Moving data to the cloud creates specific security and privacy challenges. However, DV supports recreating an on-premises authentication model in the cloud. And DV solutions can integrate with the existing authentication system (e.g. LDAP/AD). Cloud sources can use the exact security mechanism and access controls as on-premises sources that support role-based access control to the different tables, views, rows, and columns.
Data virtualization serves data in the format organizations need. They need it to be complete, reliable, structured, and real-time. Data virtualization integrates disparate data sources in real-time or near-real-time and presents data for viewing in a structured form or publishes it to apps and devices.
The best part? Implementing a virtualized data lake does not require the costly replacement of physical hardware. But an organization can either deploy it in the cloud or on-premises. Many organizations are.

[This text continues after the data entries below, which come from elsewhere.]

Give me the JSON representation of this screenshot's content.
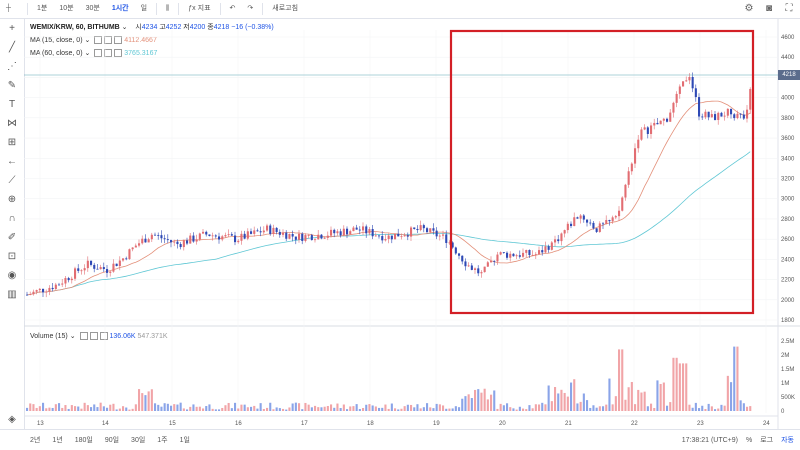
{
  "toolbar": {
    "intervals": [
      "1분",
      "10분",
      "30분",
      "1시간",
      "일"
    ],
    "active_interval": "1시간",
    "indicators_label": "지표",
    "refresh_label": "새로고침"
  },
  "left_tools": [
    "crosshair-icon",
    "trendline-icon",
    "fib-icon",
    "brush-icon",
    "text-icon",
    "pattern-icon",
    "measure-icon",
    "arrow-left-icon",
    "ruler-icon",
    "zoom-icon",
    "magnet-icon",
    "lock-drawing-icon",
    "lock-icon",
    "eye-icon",
    "trash-icon"
  ],
  "legend": {
    "title": "WEMIX/KRW, 60, BITHUMB",
    "open_label": "시",
    "open": "4234",
    "high_label": "고",
    "high": "4252",
    "low_label": "저",
    "low": "4200",
    "close_label": "종",
    "close": "4218",
    "change": "−16 (−0.38%)",
    "ma15_label": "MA (15, close, 0)",
    "ma15_value": "4112.4667",
    "ma60_label": "MA (60, close, 0)",
    "ma60_value": "3765.3167",
    "volume_label": "Volume (15)",
    "volume_value": "136.06K",
    "volume_ma": "547.371K"
  },
  "price_axis": [
    "4600",
    "4400",
    "4200",
    "4000",
    "3800",
    "3600",
    "3400",
    "3200",
    "3000",
    "2800",
    "2600",
    "2400",
    "2200",
    "2000",
    "1800"
  ],
  "current_price": "4218",
  "volume_axis": [
    "2.5M",
    "2M",
    "1.5M",
    "1M",
    "500K",
    "0"
  ],
  "time_axis": [
    "13",
    "14",
    "15",
    "16",
    "17",
    "18",
    "19",
    "20",
    "21",
    "22",
    "23",
    "24"
  ],
  "bottom": {
    "ranges": [
      "2년",
      "1년",
      "180일",
      "90일",
      "30일",
      "1주",
      "1일"
    ],
    "clock": "17:38:21 (UTC+9)",
    "percent": "%",
    "log": "로그",
    "auto": "자동"
  },
  "colors": {
    "up": "#e26d72",
    "down": "#2e49b5",
    "ma15": "#e3907a",
    "ma60": "#5fc7d4",
    "highlight": "#d31f26"
  }
}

In 2018, Gartner predicted that 60% of organizations will have deployed a data virtualization solution by 2020. In line with that, Varada 2021 The State of Data Virtualization report showed 60% of data experts surveyed prefer data virtualization as an alternative to a data warehouse and projected that by 2021 50+% will have virtualization deployments.
If that wasn’t enough, it’s been shown in many use cases data lake coupled with virtualization can shorten development cycles, reduce operational costs, increase the ROI, and more compared to a traditional physical lake.
Not adopting data virtualization may result in a loss of competitive advantage for organizations that want to capitalize on data. Without data virtualization, organizations risk knowing less about their customers, missing real-time business insights, and spending more money and time to address data challenges.